Comment 3 Andrew Jaquith 2005-01-21 07:18:45 UTC
I think it would be better simply to snip the offending logging lines entirely. If somebody needs to 
debug a LoginModule password issue, it could be done inside the LoginModule as a hack (since it's 
probably a custom code module anyway) instead of in the callback handler. A quick skim of the JDBC 
and JNDI realm implementations shows that those classes don't log passwords, so JAASRealm probably 
shouldn't either.

Therefore, there is a second line---in the class constructor for JAASCallbackHandler---that should also 
be snipped:

            if (log.isDebugEnabled()) {
                log.debug(sm.getString("jaasCallback.digestpassword", password, this.password));
            }

As for the claim that "Tomcat's security record is impeccable" --- well, I don't know who wrote that 
text. It is a foolish thing to boast publicly, IMO. Tomcat's record is pretty good, just not impeccable.
Comment 4 Remy Maucherat 2005-01-21 09:04:30 UTC
Setting the log to DEBUG is quite unusual. You seriously need to be nicer in
your bug reports.
Comment 5 Remy Maucherat 2005-01-21 09:41:33 UTC
I looked at the code, and I agree with Andrew's suggestion.
Comment 6 Jeremy Grodberg 2005-01-21 23:17:08 UTC
I like Andrew's suggestion even better than mine.  Thank you for fixing this promptly.
Comment 7 Jeremy Grodberg 2005-01-29 05:25:17 UTC
(In reply to comment #1 and comment #4)

Tracing is turned on in the example provided in the documentation, which I (and I suspect many others) 
simply copied as a baseline.  That's the point of an example, isn't it?
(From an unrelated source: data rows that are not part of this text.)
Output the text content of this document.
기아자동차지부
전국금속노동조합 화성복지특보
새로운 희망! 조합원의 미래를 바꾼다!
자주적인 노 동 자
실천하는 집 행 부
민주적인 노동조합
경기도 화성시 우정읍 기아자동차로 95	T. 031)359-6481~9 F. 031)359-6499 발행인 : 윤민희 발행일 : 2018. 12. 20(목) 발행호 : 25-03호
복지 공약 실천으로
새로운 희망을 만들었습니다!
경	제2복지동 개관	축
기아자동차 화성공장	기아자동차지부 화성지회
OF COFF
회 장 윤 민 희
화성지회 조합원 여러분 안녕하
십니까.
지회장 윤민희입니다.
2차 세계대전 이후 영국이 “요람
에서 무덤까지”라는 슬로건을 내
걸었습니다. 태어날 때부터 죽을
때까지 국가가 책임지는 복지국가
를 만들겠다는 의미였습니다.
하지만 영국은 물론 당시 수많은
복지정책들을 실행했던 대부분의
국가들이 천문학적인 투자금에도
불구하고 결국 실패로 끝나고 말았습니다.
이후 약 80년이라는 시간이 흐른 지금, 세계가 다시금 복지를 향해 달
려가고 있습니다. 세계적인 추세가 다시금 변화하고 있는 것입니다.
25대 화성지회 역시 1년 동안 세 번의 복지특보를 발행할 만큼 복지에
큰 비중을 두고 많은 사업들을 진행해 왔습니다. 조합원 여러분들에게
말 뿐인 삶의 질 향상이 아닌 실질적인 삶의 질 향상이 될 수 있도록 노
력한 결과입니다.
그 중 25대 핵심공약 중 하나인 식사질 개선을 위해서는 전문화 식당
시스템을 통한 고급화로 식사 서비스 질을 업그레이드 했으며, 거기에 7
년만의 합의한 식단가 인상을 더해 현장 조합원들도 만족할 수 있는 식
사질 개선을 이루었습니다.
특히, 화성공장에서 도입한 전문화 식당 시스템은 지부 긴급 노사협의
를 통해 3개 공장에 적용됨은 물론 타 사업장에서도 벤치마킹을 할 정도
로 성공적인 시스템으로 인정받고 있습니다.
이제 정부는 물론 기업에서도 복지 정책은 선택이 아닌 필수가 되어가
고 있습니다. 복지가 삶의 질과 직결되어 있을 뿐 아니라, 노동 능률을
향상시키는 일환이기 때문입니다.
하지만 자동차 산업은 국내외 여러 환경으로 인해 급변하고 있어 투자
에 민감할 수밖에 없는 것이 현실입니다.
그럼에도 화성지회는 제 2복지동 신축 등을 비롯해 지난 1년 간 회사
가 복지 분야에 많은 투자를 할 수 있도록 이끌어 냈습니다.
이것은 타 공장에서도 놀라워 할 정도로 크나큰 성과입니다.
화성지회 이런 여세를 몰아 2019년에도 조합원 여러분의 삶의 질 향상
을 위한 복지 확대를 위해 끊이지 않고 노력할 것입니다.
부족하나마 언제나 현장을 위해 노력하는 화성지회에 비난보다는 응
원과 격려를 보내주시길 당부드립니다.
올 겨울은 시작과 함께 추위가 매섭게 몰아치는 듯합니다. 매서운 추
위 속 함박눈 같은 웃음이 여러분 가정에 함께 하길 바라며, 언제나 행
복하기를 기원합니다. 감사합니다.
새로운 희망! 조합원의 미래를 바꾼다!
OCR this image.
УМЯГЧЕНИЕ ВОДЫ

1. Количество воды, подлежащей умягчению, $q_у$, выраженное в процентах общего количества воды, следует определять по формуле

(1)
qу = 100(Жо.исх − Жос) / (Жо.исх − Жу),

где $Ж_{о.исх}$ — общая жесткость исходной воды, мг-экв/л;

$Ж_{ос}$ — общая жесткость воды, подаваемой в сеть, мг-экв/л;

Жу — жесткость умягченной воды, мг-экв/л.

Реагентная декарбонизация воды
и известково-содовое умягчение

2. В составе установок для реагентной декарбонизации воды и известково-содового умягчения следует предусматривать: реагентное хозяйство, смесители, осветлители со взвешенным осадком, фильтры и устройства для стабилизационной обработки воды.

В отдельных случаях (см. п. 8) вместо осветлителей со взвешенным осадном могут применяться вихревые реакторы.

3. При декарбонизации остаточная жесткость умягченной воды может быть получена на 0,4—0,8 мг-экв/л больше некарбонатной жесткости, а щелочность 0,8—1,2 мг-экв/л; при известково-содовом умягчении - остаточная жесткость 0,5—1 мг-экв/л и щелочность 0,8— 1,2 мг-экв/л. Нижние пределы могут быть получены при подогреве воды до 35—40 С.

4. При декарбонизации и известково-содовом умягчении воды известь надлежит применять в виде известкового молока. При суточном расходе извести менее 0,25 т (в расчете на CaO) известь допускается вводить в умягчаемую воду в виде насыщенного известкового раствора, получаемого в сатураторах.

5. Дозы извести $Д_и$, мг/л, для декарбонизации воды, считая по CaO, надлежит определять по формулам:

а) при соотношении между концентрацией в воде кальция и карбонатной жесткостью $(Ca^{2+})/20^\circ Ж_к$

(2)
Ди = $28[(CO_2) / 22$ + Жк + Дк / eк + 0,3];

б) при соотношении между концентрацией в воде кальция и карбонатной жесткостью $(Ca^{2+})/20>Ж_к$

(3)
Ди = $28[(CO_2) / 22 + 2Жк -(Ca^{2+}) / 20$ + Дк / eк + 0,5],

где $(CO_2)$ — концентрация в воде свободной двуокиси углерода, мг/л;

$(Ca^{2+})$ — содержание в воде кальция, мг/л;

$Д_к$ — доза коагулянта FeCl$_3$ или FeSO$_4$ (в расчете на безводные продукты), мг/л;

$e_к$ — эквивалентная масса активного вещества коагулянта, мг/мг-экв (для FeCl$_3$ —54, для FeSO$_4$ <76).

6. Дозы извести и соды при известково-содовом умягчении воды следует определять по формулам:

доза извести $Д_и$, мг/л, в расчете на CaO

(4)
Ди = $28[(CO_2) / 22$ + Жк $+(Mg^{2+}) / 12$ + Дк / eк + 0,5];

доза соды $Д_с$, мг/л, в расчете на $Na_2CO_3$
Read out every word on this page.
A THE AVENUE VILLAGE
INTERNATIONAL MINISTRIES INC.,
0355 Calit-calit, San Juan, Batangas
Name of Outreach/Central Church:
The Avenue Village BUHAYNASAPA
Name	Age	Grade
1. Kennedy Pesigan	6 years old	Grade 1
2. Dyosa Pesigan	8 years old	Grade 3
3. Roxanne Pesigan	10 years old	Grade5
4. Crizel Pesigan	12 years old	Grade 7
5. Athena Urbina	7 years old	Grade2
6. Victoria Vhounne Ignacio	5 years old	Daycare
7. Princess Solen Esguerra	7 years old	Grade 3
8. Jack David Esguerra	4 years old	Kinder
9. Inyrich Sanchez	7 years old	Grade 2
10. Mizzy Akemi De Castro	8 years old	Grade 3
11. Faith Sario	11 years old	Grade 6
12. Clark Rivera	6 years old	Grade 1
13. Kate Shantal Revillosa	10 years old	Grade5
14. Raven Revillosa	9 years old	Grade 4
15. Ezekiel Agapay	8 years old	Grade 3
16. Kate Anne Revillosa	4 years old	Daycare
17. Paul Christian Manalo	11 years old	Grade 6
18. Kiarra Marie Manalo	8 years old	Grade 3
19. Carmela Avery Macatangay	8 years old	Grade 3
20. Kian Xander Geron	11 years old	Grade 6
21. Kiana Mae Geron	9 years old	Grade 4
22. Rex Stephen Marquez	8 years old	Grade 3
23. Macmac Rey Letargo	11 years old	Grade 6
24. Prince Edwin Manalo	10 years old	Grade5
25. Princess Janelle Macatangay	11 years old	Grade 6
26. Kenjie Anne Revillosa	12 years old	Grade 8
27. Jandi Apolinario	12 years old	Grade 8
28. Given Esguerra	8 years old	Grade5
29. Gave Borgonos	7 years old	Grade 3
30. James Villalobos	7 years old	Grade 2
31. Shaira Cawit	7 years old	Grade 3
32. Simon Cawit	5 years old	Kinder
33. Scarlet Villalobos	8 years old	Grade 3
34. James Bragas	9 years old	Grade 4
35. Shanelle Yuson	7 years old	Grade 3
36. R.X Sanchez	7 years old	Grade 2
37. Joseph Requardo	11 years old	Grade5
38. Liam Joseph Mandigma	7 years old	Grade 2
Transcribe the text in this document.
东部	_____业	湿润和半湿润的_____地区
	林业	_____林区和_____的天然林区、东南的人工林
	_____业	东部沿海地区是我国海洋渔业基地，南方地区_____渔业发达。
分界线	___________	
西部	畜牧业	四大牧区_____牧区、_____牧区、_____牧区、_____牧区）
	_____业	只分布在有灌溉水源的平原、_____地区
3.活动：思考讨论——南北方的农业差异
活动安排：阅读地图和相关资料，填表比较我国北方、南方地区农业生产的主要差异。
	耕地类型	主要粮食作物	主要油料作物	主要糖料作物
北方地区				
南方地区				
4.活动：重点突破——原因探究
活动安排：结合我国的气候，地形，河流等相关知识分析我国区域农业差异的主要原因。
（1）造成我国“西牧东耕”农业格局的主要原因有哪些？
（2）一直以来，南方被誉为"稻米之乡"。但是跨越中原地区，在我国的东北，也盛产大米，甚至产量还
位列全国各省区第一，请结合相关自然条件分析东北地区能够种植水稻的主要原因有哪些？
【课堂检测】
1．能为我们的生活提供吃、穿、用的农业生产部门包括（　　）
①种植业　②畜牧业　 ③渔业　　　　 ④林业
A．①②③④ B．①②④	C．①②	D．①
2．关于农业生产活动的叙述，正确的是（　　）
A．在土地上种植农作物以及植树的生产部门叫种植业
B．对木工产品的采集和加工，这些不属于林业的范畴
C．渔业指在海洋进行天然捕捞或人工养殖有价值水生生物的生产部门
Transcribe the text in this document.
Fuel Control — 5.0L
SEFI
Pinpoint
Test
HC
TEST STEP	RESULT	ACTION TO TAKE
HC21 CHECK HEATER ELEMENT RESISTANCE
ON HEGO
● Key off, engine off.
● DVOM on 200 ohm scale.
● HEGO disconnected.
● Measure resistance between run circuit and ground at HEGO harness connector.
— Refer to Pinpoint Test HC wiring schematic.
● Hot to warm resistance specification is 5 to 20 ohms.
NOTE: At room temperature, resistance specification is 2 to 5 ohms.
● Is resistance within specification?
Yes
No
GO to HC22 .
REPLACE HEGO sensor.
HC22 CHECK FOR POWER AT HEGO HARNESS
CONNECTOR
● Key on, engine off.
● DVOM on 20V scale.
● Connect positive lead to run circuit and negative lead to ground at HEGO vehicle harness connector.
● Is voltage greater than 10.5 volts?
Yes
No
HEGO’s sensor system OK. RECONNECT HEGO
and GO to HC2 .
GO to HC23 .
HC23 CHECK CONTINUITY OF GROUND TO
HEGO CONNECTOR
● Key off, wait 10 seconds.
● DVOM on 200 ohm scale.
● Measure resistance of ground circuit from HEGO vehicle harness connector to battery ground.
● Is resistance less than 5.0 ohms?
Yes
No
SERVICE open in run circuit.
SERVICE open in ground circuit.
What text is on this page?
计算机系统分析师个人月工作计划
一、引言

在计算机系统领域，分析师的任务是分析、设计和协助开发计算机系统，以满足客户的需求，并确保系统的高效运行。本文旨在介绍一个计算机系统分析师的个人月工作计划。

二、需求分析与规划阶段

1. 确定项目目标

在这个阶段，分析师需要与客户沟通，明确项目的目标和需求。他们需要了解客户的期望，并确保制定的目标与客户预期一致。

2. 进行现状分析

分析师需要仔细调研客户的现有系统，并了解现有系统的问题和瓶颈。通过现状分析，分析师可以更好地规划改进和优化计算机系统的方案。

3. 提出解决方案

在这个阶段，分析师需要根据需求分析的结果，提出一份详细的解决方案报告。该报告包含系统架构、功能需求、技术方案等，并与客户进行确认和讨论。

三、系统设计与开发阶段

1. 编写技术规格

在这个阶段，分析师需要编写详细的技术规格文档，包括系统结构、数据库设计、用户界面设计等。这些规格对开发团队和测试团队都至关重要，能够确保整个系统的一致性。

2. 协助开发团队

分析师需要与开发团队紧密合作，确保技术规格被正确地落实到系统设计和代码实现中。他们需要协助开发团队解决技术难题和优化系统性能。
http://jakarta.apache.org/tomcat/tomcat-5.0-doc/realm-howto.html#JAASRealm
(also http://jakarta.apache.org/tomcat/tomcat-5.5-doc/realm-howto.html#JAASRealm )

Example

Here is an example of how your server.xml snippet should look.

<Realm className="org.apache.catalina.realm.JAASRealm"                 
                appName="MyFooRealm"       
    userClassNames="org.foobar.realm.FooUser"       
     roleClassNames="org.foobar.realm.FooRole" 
                      debug="99"/>

If you want tracing to be an unusual configuration, please change the documentation.